Examples of ICD9 and ICD10 codes (1)

Examples of ICD9 and ICD10 codes (2)

Why are these codes important?

  • Disease Monitoring: ICD codes allow epidemiologists to track disease outbreaks (e.g., COVID-19 had its own ICD-10 codes: U07.1 for confirmed cases).

  • Healthcare Reimbursement: Ensures accurate billing and insurance claims.

  • Policy and Research: Facilitates international comparisons of health data.

In-class exercise

  • Let’s look at this patient. The principal diagnosis (ICD9 code is V3000; look it up)

  • These are secondary diagnoses - look them up - 76502, 77181, 7707, 77212, 77081, 7470, 7455, 77182, 2760, 76522, 7742, 769, 04110, 7793, 6910, 75432, 4019, 0416, 0413, 9999, 2768.

  • What can we tell about this patient?

5 Sensitivity and Specificity

  • Accurately diagnosing and classifying diseases is critical for effective treatment and disease tracking.
  • Errors in classification—whether due to poor coding, faulty diagnostic tests, or reporting mistakes—can significantly impact health outcomes and policy decisions.

Sensitivity: Avoiding False Negatives

  • Sensitivity measures how well a test identifies people who actually have a disease.
  • A highly sensitive test minimizes false negatives, meaning fewer sick people go undiagnosed.
  • If a test has low sensitivity, it will fail to detect many cases, allowing diseases to spread unnoticed.
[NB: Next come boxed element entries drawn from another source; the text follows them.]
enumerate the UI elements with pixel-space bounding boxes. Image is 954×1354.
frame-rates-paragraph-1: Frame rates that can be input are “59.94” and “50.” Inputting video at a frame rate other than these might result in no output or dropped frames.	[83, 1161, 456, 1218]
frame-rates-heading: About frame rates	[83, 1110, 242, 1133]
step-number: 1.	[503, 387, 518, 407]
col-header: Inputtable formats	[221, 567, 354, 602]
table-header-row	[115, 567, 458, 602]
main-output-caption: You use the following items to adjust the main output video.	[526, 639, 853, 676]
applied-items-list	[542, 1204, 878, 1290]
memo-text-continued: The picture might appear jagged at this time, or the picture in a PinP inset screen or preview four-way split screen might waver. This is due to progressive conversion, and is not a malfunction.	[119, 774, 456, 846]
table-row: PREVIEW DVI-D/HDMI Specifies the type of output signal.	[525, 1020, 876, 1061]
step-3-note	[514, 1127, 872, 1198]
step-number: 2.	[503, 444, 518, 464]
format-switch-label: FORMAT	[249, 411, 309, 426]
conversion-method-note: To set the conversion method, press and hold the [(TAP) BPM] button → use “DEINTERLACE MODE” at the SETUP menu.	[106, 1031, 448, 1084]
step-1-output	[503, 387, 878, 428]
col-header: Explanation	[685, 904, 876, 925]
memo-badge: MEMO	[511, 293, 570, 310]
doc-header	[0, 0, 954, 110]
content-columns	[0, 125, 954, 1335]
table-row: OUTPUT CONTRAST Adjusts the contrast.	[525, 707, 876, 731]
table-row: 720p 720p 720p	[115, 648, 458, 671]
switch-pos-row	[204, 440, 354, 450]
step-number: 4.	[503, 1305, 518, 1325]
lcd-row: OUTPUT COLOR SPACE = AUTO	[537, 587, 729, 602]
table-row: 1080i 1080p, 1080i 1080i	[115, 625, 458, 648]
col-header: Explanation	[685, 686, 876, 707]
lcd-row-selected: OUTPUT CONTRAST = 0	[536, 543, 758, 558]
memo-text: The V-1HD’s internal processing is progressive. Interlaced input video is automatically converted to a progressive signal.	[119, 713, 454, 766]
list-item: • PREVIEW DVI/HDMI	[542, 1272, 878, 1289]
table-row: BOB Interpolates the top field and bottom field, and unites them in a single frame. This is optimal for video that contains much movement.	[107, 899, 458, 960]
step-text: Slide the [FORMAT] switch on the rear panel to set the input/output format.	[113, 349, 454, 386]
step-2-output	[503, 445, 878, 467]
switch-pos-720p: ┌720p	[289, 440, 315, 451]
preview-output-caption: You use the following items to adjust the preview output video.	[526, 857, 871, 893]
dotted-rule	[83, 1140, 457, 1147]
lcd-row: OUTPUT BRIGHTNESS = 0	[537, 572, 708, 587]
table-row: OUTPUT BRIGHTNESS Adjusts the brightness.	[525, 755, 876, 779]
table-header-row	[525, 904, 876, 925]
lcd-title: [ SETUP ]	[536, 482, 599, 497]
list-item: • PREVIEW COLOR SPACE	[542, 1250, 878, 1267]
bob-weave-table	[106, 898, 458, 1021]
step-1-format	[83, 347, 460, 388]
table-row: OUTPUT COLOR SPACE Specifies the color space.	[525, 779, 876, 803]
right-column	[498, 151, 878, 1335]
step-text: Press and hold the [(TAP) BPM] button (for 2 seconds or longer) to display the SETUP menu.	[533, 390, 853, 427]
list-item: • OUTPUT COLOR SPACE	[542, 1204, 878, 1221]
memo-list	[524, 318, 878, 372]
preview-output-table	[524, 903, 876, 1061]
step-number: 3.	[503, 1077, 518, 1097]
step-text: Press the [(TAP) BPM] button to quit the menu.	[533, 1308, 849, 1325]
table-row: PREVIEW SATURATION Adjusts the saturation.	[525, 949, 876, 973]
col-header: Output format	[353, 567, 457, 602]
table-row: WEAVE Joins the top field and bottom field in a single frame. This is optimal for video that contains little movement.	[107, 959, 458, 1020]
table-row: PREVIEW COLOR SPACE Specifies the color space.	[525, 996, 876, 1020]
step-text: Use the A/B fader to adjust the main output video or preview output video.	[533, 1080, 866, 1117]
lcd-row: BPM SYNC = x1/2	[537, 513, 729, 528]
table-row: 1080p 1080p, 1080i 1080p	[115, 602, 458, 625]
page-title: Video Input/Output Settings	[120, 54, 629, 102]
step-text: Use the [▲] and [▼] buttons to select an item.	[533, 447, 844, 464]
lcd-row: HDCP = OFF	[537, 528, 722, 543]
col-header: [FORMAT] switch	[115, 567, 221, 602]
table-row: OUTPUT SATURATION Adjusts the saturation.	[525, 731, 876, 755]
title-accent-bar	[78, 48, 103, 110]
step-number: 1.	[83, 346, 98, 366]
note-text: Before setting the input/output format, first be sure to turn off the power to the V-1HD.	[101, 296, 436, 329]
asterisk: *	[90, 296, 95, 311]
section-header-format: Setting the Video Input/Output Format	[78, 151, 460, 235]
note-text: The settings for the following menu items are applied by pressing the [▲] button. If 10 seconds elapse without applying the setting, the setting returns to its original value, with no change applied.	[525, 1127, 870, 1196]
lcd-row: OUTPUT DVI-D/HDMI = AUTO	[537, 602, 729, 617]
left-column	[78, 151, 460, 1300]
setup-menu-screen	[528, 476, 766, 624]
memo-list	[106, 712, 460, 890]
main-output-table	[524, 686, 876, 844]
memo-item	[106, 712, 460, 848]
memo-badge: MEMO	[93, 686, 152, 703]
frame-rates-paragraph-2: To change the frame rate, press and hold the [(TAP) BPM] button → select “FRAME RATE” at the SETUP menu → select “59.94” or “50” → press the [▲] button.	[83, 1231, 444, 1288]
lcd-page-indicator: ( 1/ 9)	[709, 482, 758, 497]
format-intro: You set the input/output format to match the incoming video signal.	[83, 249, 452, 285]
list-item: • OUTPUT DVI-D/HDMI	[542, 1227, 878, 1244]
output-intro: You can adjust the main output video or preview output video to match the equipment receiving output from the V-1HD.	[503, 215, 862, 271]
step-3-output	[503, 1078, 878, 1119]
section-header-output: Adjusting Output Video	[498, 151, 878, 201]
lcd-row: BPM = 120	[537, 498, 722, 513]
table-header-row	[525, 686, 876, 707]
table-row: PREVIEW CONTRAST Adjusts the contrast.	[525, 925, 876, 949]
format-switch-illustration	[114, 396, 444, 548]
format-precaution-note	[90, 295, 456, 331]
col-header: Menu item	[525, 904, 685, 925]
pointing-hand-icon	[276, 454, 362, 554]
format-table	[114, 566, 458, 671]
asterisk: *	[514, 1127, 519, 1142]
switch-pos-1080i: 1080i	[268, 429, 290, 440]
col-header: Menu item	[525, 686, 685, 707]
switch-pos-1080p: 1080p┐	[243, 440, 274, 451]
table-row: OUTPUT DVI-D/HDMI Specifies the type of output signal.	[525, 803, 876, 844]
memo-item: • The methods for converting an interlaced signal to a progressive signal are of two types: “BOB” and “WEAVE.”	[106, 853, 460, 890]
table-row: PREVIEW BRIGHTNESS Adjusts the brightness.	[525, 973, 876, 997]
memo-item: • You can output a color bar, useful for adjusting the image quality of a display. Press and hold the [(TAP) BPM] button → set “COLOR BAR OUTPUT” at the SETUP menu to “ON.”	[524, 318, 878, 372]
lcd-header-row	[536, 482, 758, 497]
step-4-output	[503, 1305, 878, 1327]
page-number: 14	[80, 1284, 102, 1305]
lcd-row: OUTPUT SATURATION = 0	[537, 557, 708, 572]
Example: COVID-19 Testing Sensitivity Issues

  • Early PCR tests for COVID-19 had sensitivity rates of 70-80%.
  • Up to 30% of infected individuals received false-negative results.
  • False negatives led to infected individuals unknowingly spreading the virus, worsening the pandemic.

Specificity: Avoiding False Positives

  • Specificity measures how well a test excludes people who do not have the disease.
  • A highly specific test minimizes false positives, meaning fewer healthy people are mistakenly diagnosed as sick.
  • If a test has low specificity, people might receive unnecessary treatments for diseases they don’t actually have.

Example: False Positives in Cancer Diagnosis

  • Low specificity cancer screenings sometimes identify benign tumors as malignant.
  • This leads to unnecessary biopsies and emotional distress.
  • False positives in COVID-19 antibody tests led some people to believe they were immune when they had never actually been infected.

Why Sensitivity and Specificity Matter

  • False negatives can delay treatment and increase transmission of infectious diseases.
  • False positives can lead to unnecessary medical interventions and public panic.
  • Balancing both sensitivity and specificity is crucial in public health decisions.

In-class exercise

Diagnostic Test

  • Sensitivity: 75% (correctly detects 75% of sick students, 25% false negatives).
  • Specificity: 90% (correctly identifies 90% of healthy students, 10% false positives).

Distribute Test Results

  • 75% of sick students get a Positive test = 6

  • 25% of sick students get a Negative test = 2

  • 90% of healthy students get a Negative test.

  • 10% of healthy students get a Positive test.

  • Each student announces their test result (“I tested positive” or “I tested negative”).

Discussion and debrief

  • Ask sick students to stand and check if they were correctly diagnosed.
  • Ask healthy students who tested positive how they feel about misdiagnosis.
  • How did it feel to be wrongly diagnosed?
  • What are the real-world consequences of false negatives?
  • What are the consequences of false positives?
  • How do public health officials handle these testing errors?

Conclusion: Why This Matters

  • Sensitivity and specificity are never perfect.
  • False negatives can lead to disease spread.
  • False positives waste resources and create unnecessary fear.
  • Multiple tests over time improve diagnosis accuracy.